Hybrid electrolyte for better batteries

28 October 2010

Safer, more durable batteries are the aim of a US team that has made a new, hybrid nanoparticle-ionic liquid electrolyte.

Batteries containing lithium metal as the ion source can store the highest known density of energy, but the most commonly used electrolytes (the ion-conducting medium within the battery) do not work well in these batteries as they are unstable in typical operating conditions and may break down disastrously.

This problem has stimulated research into other electrolytes, made of polymers or ionic liquids (ILs). While polymer electrolytes generally have low conductivity at room temperature, ILs are salts in a liquid state and thus have good conductivity and stability under the battery operating conditions. They are, however, unable to prevent the formation of lithium networks called dendrites, which degrade battery performance.

A team led by Lynden Archer at Cornell University, New York has now developed a new family of solventless electrolytes made of hard zirconium oxide nanostructures linked to softer IL species, using a simple one-pot procedure. The electrolytes, which are a gel-like fluid at room temperature, are temperature- and redox-stable which makes them suitable for use in batteries, they transport lithium ions well and they also prevent the growth of dendrites.


Tethering ionic liquids to hard inorganic ZrO2 nanostructures to make a new class of electrolytes (IL-NIM = nanoscale ionic material)
© Angew. Chem. Int. Ed.

Archer is motivated by making batteries for everyday use, such as for electric vehicles, and says the technology has a nice connection to making very high energy-density rechargeable batteries. 'Because the components are joined by ionic bonds they can't vaporise easily. From the point of view of safe, explosion-proof secondary batteries, this is in all respects ideal,' he adds.

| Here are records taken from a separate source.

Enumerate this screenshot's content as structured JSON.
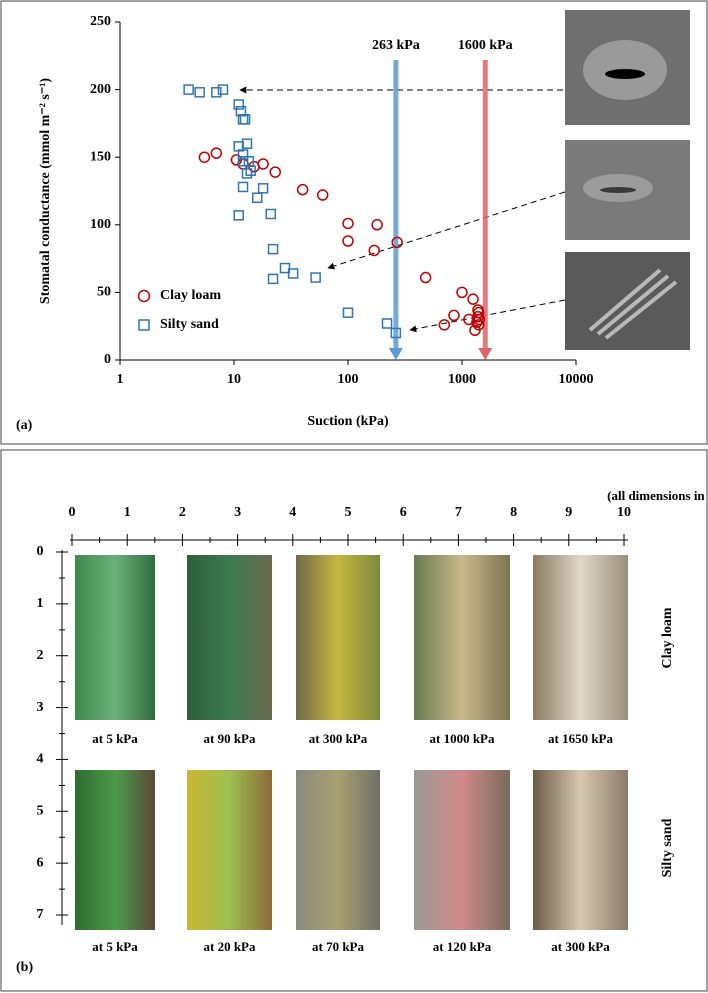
{
  "chart_data": {
    "type": "scatter",
    "xlabel": "Suction (kPa)",
    "ylabel": "Stomatal conductance (mmol m⁻² s⁻¹)",
    "xscale": "log",
    "xlim": [
      1,
      10000
    ],
    "xticks": [
      1,
      10,
      100,
      1000,
      10000
    ],
    "ylim": [
      0,
      250
    ],
    "yticks": [
      0,
      50,
      100,
      150,
      200,
      250
    ],
    "legend": "lower left",
    "series": [
      {
        "name": "Clay loam",
        "marker": "circle",
        "color": "#c00000",
        "x": [
          5.5,
          7,
          10.5,
          12,
          15,
          18,
          23,
          40,
          60,
          100,
          100,
          170,
          180,
          270,
          480,
          700,
          850,
          1000,
          1150,
          1250,
          1300,
          1350,
          1380,
          1400,
          1420,
          1400,
          1380
        ],
        "values": [
          150,
          153,
          148,
          145,
          143,
          145,
          139,
          126,
          122,
          101,
          88,
          81,
          100,
          87,
          61,
          26,
          33,
          50,
          30,
          45,
          22,
          28,
          32,
          35,
          30,
          26,
          37
        ]
      },
      {
        "name": "Silty sand",
        "marker": "square",
        "color": "#2e75b6",
        "x": [
          4,
          5,
          7,
          8,
          11,
          11.5,
          12,
          12.5,
          11,
          12,
          13,
          13.5,
          12,
          14,
          13,
          12,
          16,
          18,
          11,
          21,
          22,
          22,
          28,
          33,
          52,
          100,
          220,
          263
        ],
        "values": [
          200,
          198,
          198,
          200,
          189,
          184,
          178,
          178,
          158,
          152,
          160,
          147,
          147,
          140,
          138,
          128,
          120,
          127,
          107,
          108,
          82,
          60,
          68,
          64,
          61,
          35,
          27,
          20
        ]
      }
    ],
    "annotations": [
      {
        "label": "263 kPa",
        "x": 263,
        "color": "#5b9bd5"
      },
      {
        "label": "1600 kPa",
        "x": 1600,
        "color": "#e06666"
      }
    ]
  },
  "panel_a_label": "(a)",
  "panel_b": {
    "label": "(b)",
    "note": "(all dimensions in cm)",
    "ruler_horizontal": [
      0,
      1,
      2,
      3,
      4,
      5,
      6,
      7,
      8,
      9,
      10
    ],
    "ruler_vertical": [
      0,
      1,
      2,
      3,
      4,
      5,
      6,
      7
    ],
    "rows": [
      {
        "name": "Clay loam",
        "captions": [
          "at 5 kPa",
          "at 90 kPa",
          "at 300 kPa",
          "at 1000 kPa",
          "at 1650 kPa"
        ]
      },
      {
        "name": "Silty sand",
        "captions": [
          "at 5 kPa",
          "at 20 kPa",
          "at 70 kPa",
          "at 120 kPa",
          "at 300 kPa"
        ]
      }
    ]
  }
}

Michel Armand, an expert in lithium batteries at University of Picardie in Amiens, France, is less certain. 'It is a very clever material design but it must be tested at currents 100-1000 times higher to show it is suitable for practical operation,' he says.

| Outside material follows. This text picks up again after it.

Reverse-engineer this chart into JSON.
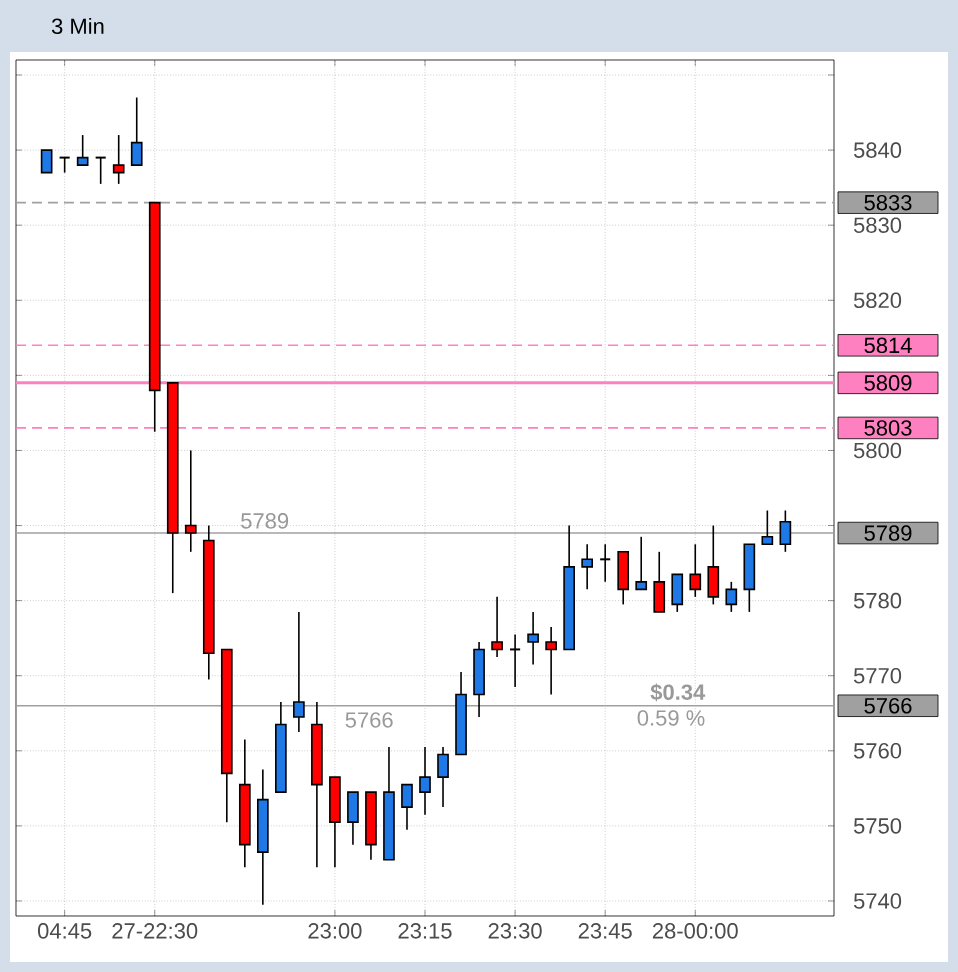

Archer believes that tethering the cation part of the IL maximises the lithium ions' contribution to the conductance of the battery. However Armand points out that the anion part of the IL could be mobile, and extended battery use could result in depletion of the salt from one side of the battery. He suggests that the design could easily be modified to tether the anion also, thereby preventing movement of all but the lithium ions, and potentially making a better battery.